Ibrahim OMA, Matsumoto Y, Dogru M, Adan ES, Wakamatsu TH, Shimazaki J, Fujishima H, Tsubota K. In vivo confocal microscopy evaluation of meibomian gland dysfunction in atopic-keratoconjunctivitis patients.
Ophthalmology 2012;
119:1961-8. [PMID:
22717457 DOI:
10.1016/j.ophtha.2012.04.001]
[Citation(s) in RCA: 49] [Impact Index Per Article: 4.1] [Reference Citation Analysis] [Abstract] [Track Full Text] [Journal Information] [Subscribe] [Scholar Register] [Received: 10/18/2011] [Revised: 04/01/2012] [Accepted: 04/02/2012] [Indexed: 12/01/2022] Open
Abstract
PURPOSE
To clarify meibomian gland (MG) alterations in atopic keratoconjunctivitis (AKC) patients and compare the findings with obstructive MG dysfunction (MGD) patients and control subjects using in vivo confocal microscopy (CM).
DESIGN
Prospective, controlled, single-center study.
PARTICIPANTS
Twelve AKC patients (10 males, 2 females; mean age, 31.0±16.5 years), 12 obstructive MGD patients (7 males, 5 females; mean age, 37.6±5.6 years), and 26 control subjects (13 males, 13 females; mean age, 32.9±5.7 years) were recruited. No significant age or gender differences were observed between the 3 groups.
METHODS
All subjects underwent assessment of tear evaporation rate from the ocular surface (TEROS), slit-lamp examinations, tear break-up time (BUT) measurements, vital staining, Schirmer test I, meibography, MG expressibility, and CM examination of the MG (HRTII-RCM).
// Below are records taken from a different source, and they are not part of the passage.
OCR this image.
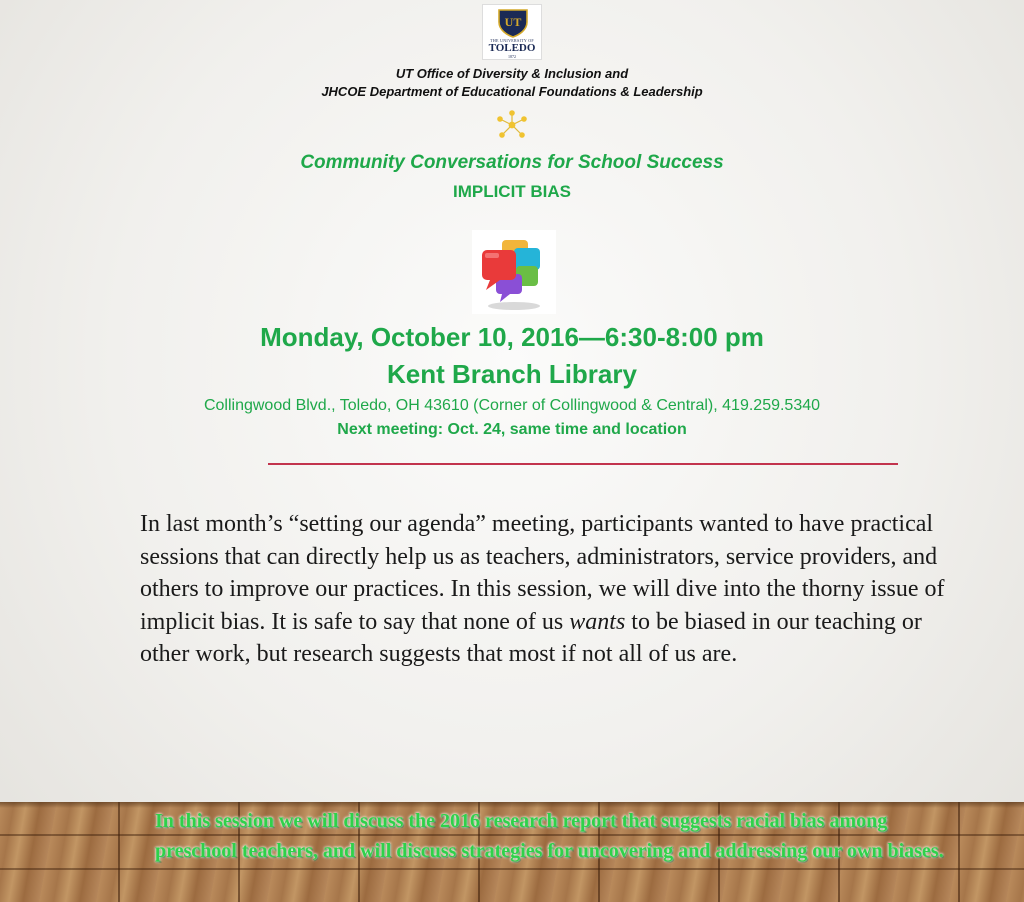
UT
THE UNIVERSITY OF
TOLEDO
1872
UT Office of Diversity & Inclusion and
JHCOE Department of Educational Foundations & Leadership
Community Conversations for School Success
IMPLICIT BIAS
Monday, October 10, 2016—6:30-8:00 pm
Kent Branch Library
Collingwood Blvd., Toledo, OH 43610 (Corner of Collingwood & Central), 419.259.5340
Next meeting: Oct. 24, same time and location
In last month’s “setting our agenda” meeting, participants wanted to have practical sessions that can directly help us as teachers, administrators, service providers, and others to improve our practices. In this session, we will dive into the thorny issue of implicit bias. It is safe to say that none of us wants to be biased in our teaching or other work, but research suggests that most if not all of us are.
In this session we will discuss the 2016 research report that suggests racial bias among preschool teachers, and will discuss strategies for uncovering and addressing our own biases.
Statistical analysis was performed using the Mann-Whitney test.
MAIN OUTCOME MEASURES
The MG acinar unit density, inflammatory cell density, MG acinar unit longest diameter, MG acinar unit shortest diameter, and MG acinar unit area as observed by in vivo CM, MG drop-out, MG expressibility grading, tear stability, tear evaporation, and vital staining scores.
RESULTS
The TEROS values, mean BUT, vital staining scores, MG expressibility, and MG dropout grades were significantly worse in AKC patients compared with those in obstructive MGD patients and controls (P<0.05). The mean values of the CM parameters in AKC patients were significantly worse than those observed in the obstructive MGD patients and controls (P<0.001).
CONCLUSIONS
Changes in MG in AKC patients seem to be more severe than in patients with obstructive MGD and controls. In vivo CM is a noninvasive, efficient tool in the assessment of MG status and ocular surface disease in AKC.